With strong job growth, sustained demand for workers, and a growing number of Idahoans looking for work, Idaho is the number one state in the nation for year-over-year job growth—and it has been for six additional months this year. The Idaho Department of Labor recently published projections for Idaho’s labor market: employment is expected to grow in all categories except mining, in which only minor losses are expected. Broad employment growth suggests economic health that is both sustainable and shared by a wide variety of Idaho careers.

U.S. Short-Term Outlook. Registering an uptick from the previous estimate, the third and final estimate of second-quarter U.S. GDP growth increased from an annualized 1.1-percent to 1.4-percent growth rate. The major difference between the second and third estimates was an increase in nonresidential fixed investment, or spending on plants and equipment; in the second estimate, nonresidential fixed investment had decreased. Other increases in the second quarter included personal consumption expenditures and exports. Based on preliminary data, some economists estimate that third-quarter growth could reach 3 percent, which would be a much-needed increase from 1.1-percent growth during the first half of the year.

Notwithstanding the more positive numbers, in the week that followed the release of the GDP growth estimate, the International Monetary Fund downgraded its forecast for U.S. economic growth from 2.2 percent to 1.6 percent. The forecast for the global economy remained unchanged at 3.1 percent. Although developed economies have grown more slowly than historic rates (the U.S. economy included), developing and emerging nations have grown more quickly than expected.

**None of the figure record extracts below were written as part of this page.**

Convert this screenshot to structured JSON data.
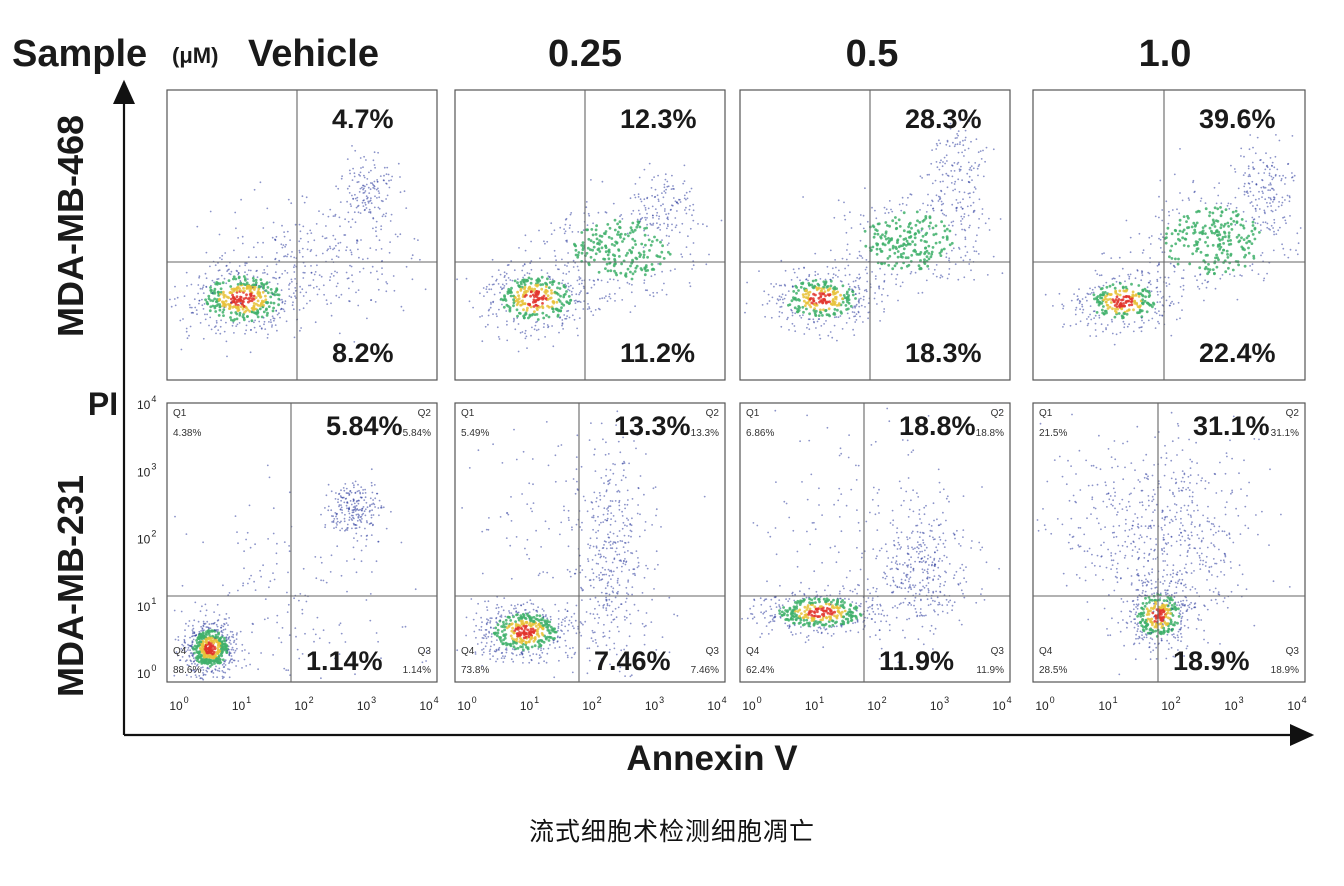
{
  "header": {
    "sample_label": "Sample",
    "unit_label": "(μM)",
    "columns": [
      "Vehicle",
      "0.25",
      "0.5",
      "1.0"
    ]
  },
  "axes": {
    "y_label": "PI",
    "x_label": "Annexin V"
  },
  "caption": "流式细胞术检测细胞凋亡",
  "colors": {
    "density_low": "#2b3a9c",
    "density_mid": "#3fb06b",
    "density_high": "#e2342b",
    "gate": "#666666"
  },
  "chart_data": [
    {
      "type": "scatter",
      "row": "MDA-MB-468",
      "panels": [
        {
          "column": "Vehicle",
          "upper_right": "4.7%",
          "lower_right": "8.2%"
        },
        {
          "column": "0.25",
          "upper_right": "12.3%",
          "lower_right": "11.2%"
        },
        {
          "column": "0.5",
          "upper_right": "28.3%",
          "lower_right": "18.3%"
        },
        {
          "column": "1.0",
          "upper_right": "39.6%",
          "lower_right": "22.4%"
        }
      ]
    },
    {
      "type": "scatter",
      "row": "MDA-MB-231",
      "x_ticks": [
        "10",
        "10",
        "10",
        "10",
        "10"
      ],
      "x_tick_exponents": [
        "0",
        "1",
        "2",
        "3",
        "4"
      ],
      "y_ticks": [
        "10",
        "10",
        "10",
        "10",
        "10"
      ],
      "y_tick_exponents": [
        "0",
        "1",
        "2",
        "3",
        "4"
      ],
      "panels": [
        {
          "column": "Vehicle",
          "upper_right": "5.84%",
          "lower_right": "1.14%",
          "q1": "Q1",
          "q1_value": "4.38%",
          "q2": "Q2",
          "q2_value": "5.84%",
          "q3": "Q3",
          "q3_value": "1.14%",
          "q4": "Q4",
          "q4_value": "88.6%"
        },
        {
          "column": "0.25",
          "upper_right": "13.3%",
          "lower_right": "7.46%",
          "q1": "Q1",
          "q1_value": "5.49%",
          "q2": "Q2",
          "q2_value": "13.3%",
          "q3": "Q3",
          "q3_value": "7.46%",
          "q4": "Q4",
          "q4_value": "73.8%"
        },
        {
          "column": "0.5",
          "upper_right": "18.8%",
          "lower_right": "11.9%",
          "q1": "Q1",
          "q1_value": "6.86%",
          "q2": "Q2",
          "q2_value": "18.8%",
          "q3": "Q3",
          "q3_value": "11.9%",
          "q4": "Q4",
          "q4_value": "62.4%"
        },
        {
          "column": "1.0",
          "upper_right": "31.1%",
          "lower_right": "18.9%",
          "q1": "Q1",
          "q1_value": "21.5%",
          "q2": "Q2",
          "q2_value": "31.1%",
          "q3": "Q3",
          "q3_value": "18.9%",
          "q4": "Q4",
          "q4_value": "28.5%"
        }
      ]
    }
  ]
}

Despite talk all year that the Fed would gradually increase interest rates, the Federal Open Market Committee did not vote to raise interest rates in September. However, several policy makers dissented from the overall decision, favoring a quarter-percent interest rate hike. Pressure to raise rates has grown throughout the year as labor market and housing market numbers have registered increases, indicating that the economy is getting stronger. Economists have been hesitant to raise rates, however, because other economic indicators have not exhibited strong growth. It remains possible that the Fed will raise rates either in November or December, making good on their December 2015 statement that rates would climb in 2016.

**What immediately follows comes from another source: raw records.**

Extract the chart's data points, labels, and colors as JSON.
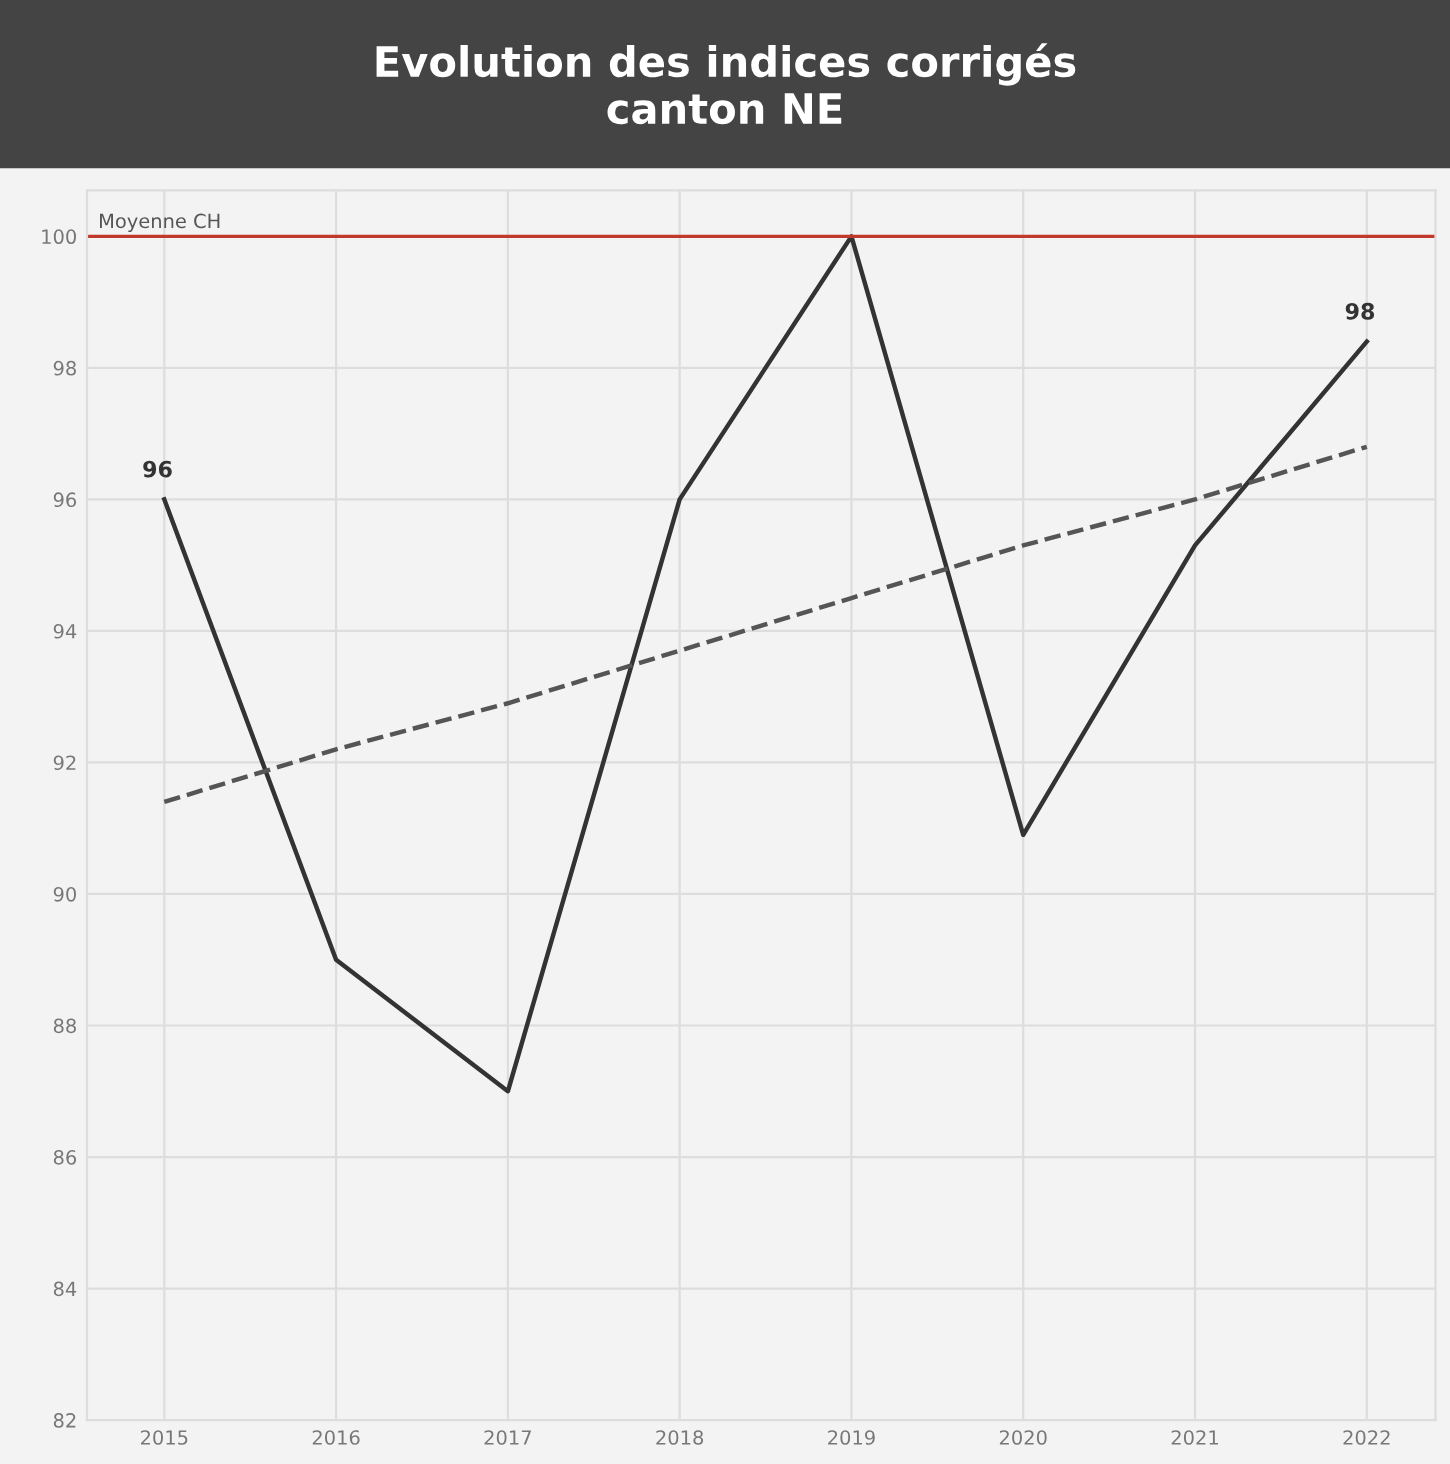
{
  "chart_data": {
    "type": "line",
    "title": "Evolution des indices corrigés\ncanton NE",
    "categories": [
      "2015",
      "2016",
      "2017",
      "2018",
      "2019",
      "2020",
      "2021",
      "2022"
    ],
    "series": [
      {
        "color": "#333333",
        "values": [
          96,
          89,
          87,
          96,
          100,
          90.9,
          95.3,
          98.4
        ],
        "value_labels": [
          "96",
          null,
          null,
          null,
          null,
          null,
          null,
          "98"
        ],
        "line_style": "solid"
      },
      {
        "type": "line",
        "color": "#555555",
        "values": [
          91.4,
          92.2,
          92.9,
          93.7,
          94.5,
          95.3,
          96.0,
          96.8
        ],
        "line_style": "dashed"
      }
    ],
    "ylim": [
      82,
      100.7
    ],
    "yticks": [
      82,
      84,
      86,
      88,
      90,
      92,
      94,
      96,
      98,
      100
    ],
    "ref_lines": [
      {
        "axis": "y",
        "value": 100,
        "label": "Moyenne CH",
        "color": "#c0392b"
      }
    ],
    "grid": true,
    "legend": false,
    "marker": "none"
  }
}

After two and a half years of an oil glut, OPEC finally agreed to scale back oil production during an informal meeting in September. Details will be determined at their formal meeting in November. The extent of the effect of OPEC’s oil production cut back is uncertain at this point because there are more oil-producing countries contributing to the market now than there were the last time OPEC cut production, lessening its impact on overall oil prices. After the decision was announced, however, oil prices rose. It is possible that the cut in production will raise prices sufficiently to encourage more investment in oil in the United States, thus boosting the engineering and manufacturing industries.

U.S. Long-Term Outlook. The current unpopularity of trade deals, both in the United States and globally, has the potential to affect the long-term U.S. economic outlook by preventing future trade deals and agreements designed to increase Americans’ access to goods from around the world. Although caution is always wise, trade liberalization leads to a benefit averaging 43 cents per person per month in America—it may not sound like much initially, but this number adds up quickly.

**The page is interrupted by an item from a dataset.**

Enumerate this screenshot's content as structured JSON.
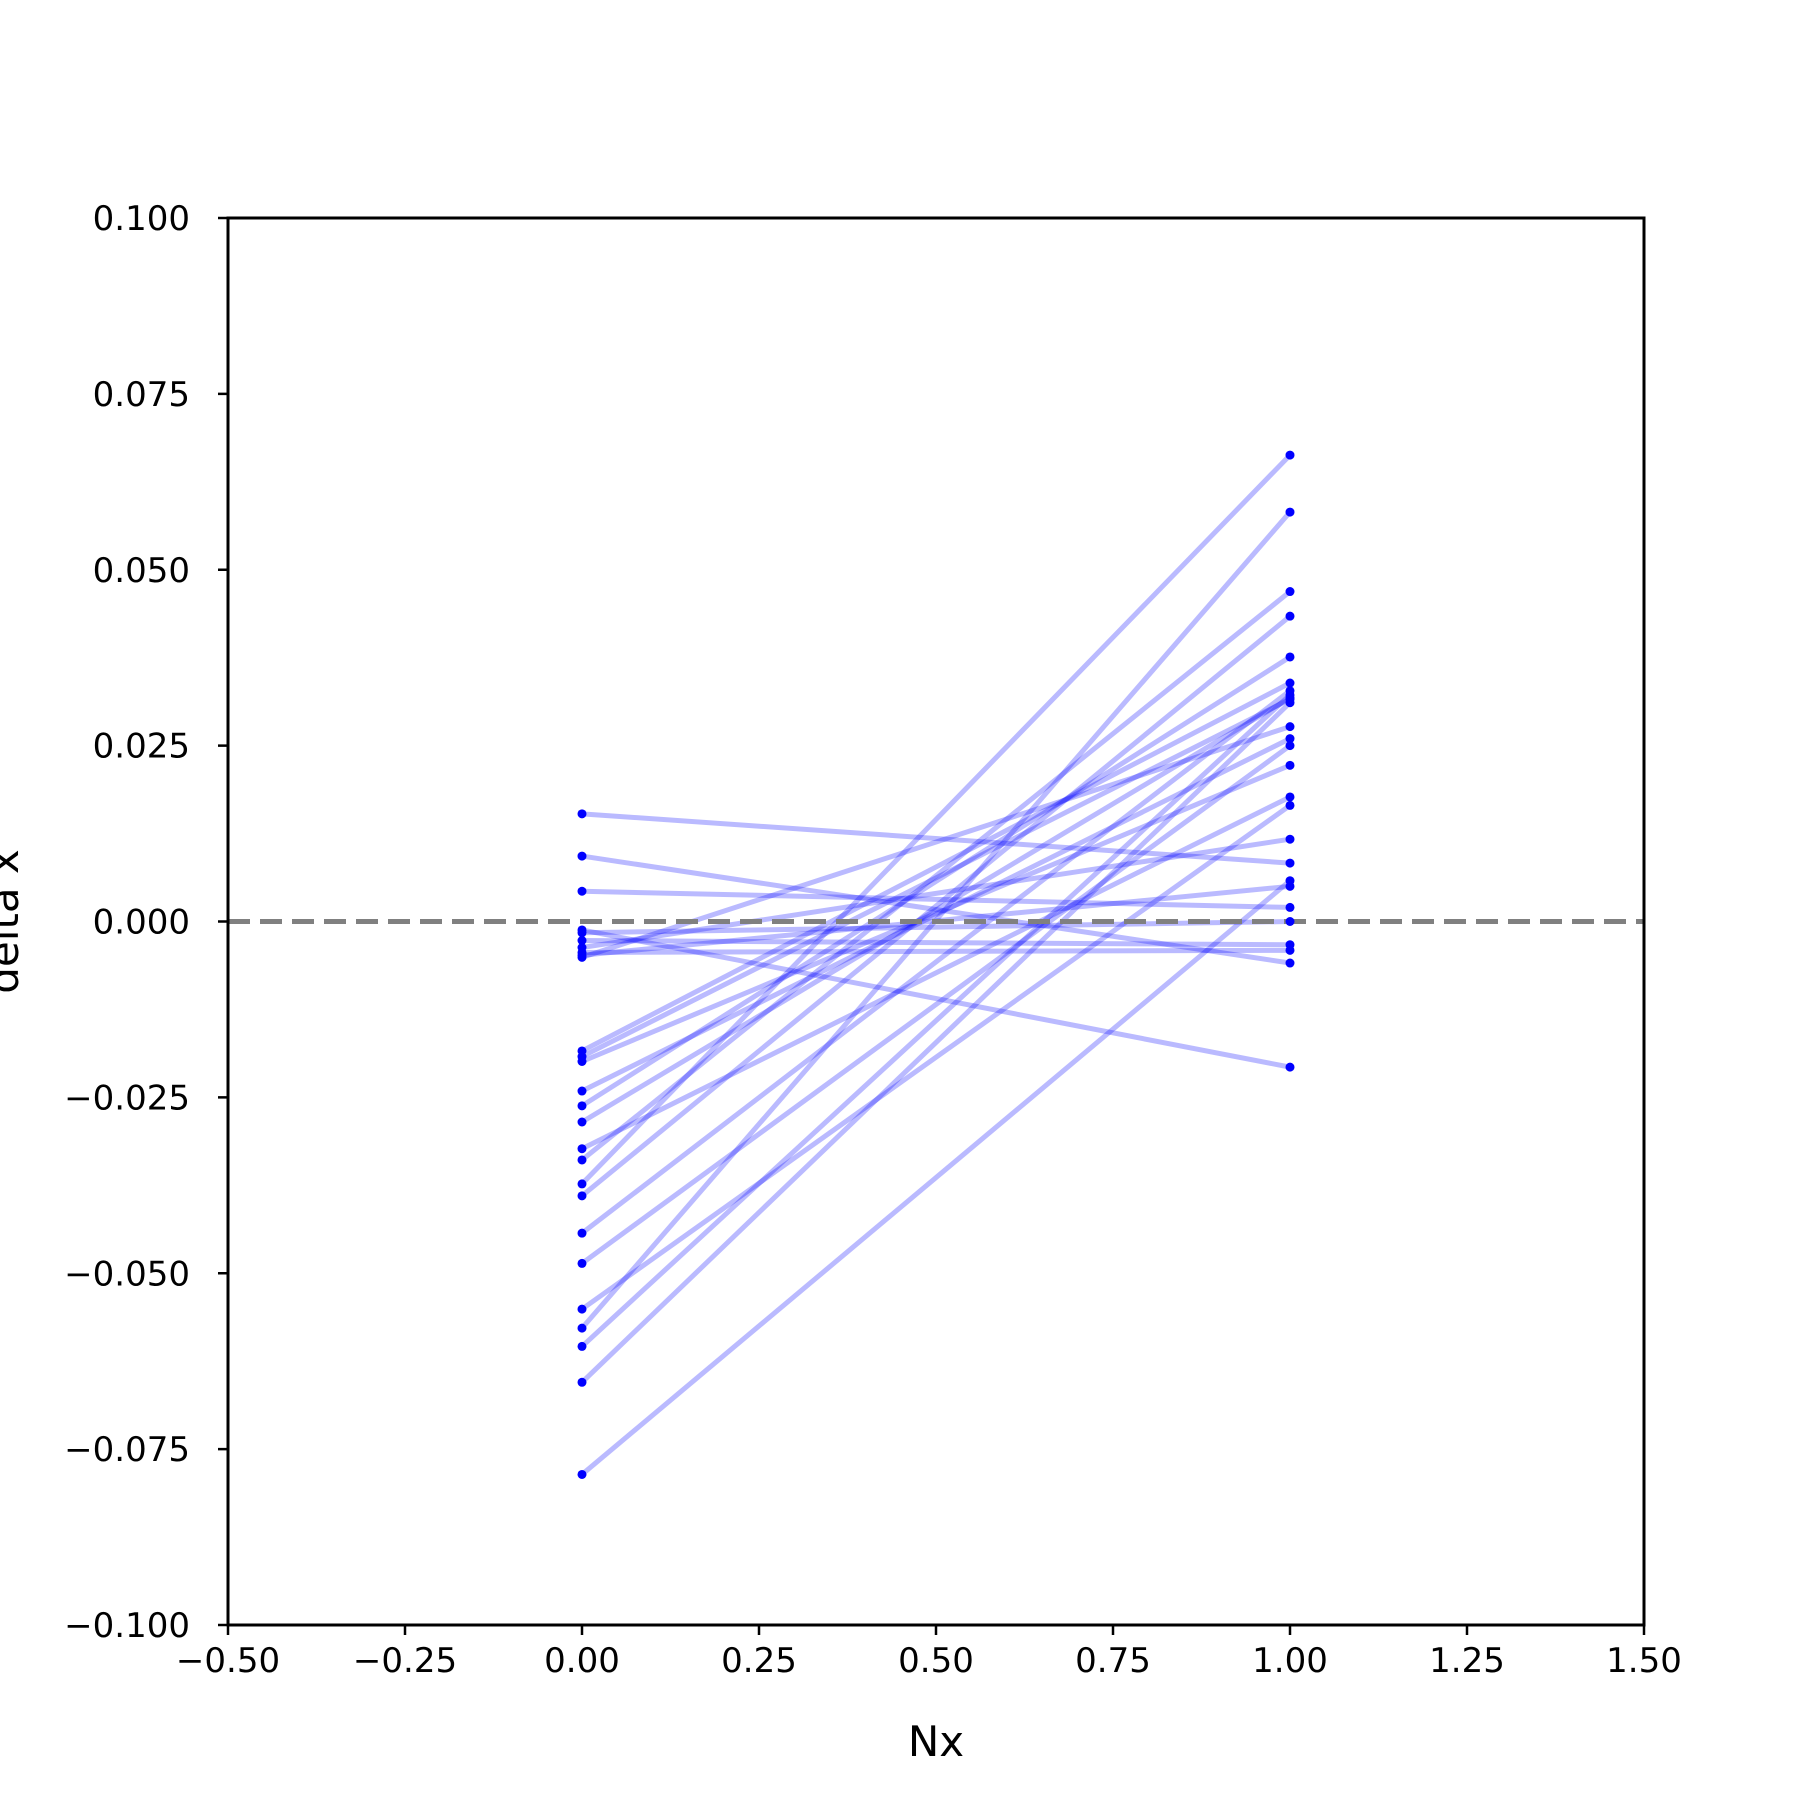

In late September, the World Trade Organization (WTO) forecast for the first time in fifteen years that global trade growth would not keep pace this year with global GDP. There are many trade partnerships in place throughout the world, but recent agreements are facing some hurdles. In particular, the Trans-Pacific Partnership (TPP), signed in February, has seen recent opposition.

In a world where consumers will pay for authentic Colombian coffee and Swiss Gruyere cheese, trade partnerships have made foreign items more accessible. Trade partnerships prevent national governments from imposing high tariffs that increase the prices of foreign goods. The arguments against free trade claim that free trade hurts American companies, particularly manufacturing. Opponents of free trade feel that because items manufactured outside the United States can often be produced more cheaply, trade gives companies greater incentive to outsource or move operations off shore.